Another aspect of the interview process is discussing Apple as a company. To be successful here you must understand Apple’s values and goals. What is Apple working towards? A large amount of this information can be found on Apple’s career site. Appearing knowledgeable about the company and what they stand for will make a great impression with your interviewers.
Lastly, the Apple PM interview process is very broad and the interviewers will test you on a range of PM-related topics. You must be comfortable with product fundamentals and answering PM style interview questions. Using a consistent method for answering questions will ensure that you hit all of the key areas an interviewer is looking for. Learn a framework to answer PM questions and practice answering the potential questions mentioned in this guide so that you are comfortable with it.
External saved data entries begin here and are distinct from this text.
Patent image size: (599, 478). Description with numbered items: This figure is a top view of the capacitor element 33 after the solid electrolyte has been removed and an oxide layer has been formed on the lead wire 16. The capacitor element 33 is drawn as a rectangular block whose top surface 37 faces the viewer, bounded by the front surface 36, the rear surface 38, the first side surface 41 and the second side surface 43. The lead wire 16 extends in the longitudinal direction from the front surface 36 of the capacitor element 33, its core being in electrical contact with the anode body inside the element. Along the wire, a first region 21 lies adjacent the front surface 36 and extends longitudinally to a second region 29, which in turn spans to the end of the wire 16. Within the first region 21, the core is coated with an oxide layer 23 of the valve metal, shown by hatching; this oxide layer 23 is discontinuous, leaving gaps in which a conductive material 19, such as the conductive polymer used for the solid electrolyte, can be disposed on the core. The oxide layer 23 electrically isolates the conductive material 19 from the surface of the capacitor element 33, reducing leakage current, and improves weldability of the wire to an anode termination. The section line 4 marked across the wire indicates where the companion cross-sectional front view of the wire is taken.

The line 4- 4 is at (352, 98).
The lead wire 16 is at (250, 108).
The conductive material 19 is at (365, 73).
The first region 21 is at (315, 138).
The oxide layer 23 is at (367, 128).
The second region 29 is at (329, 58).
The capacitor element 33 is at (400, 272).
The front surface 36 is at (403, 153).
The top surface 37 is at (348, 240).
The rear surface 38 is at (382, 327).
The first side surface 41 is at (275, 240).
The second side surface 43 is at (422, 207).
Compared to other large tech companies, the PM role at Apple is not well known. PMs are not on all the teams, hence the available positions are limited. That being said, with the limited number of PM roles at Apple, they have lots of responsibility, are respected in the company, and are paid well. This is also why to get this position you will need 5 to 8 years of PM experience and will likely have to go through 5 interview stages. On top of the many behavioural questions you will receive, you will be asked to share your past experience, as well as a broad set of product related questions ranging anywhere from asking you how to improve an Apple product to the metrics that you would track. We recommend building a strong understanding of Apple products and their business goals to compliment your product knowledge.
Apple’s interview process is very vigorous. After all, PMs at Apple help deliver valuable products to over 1 billion people across the world. It is a very important and rewarding role.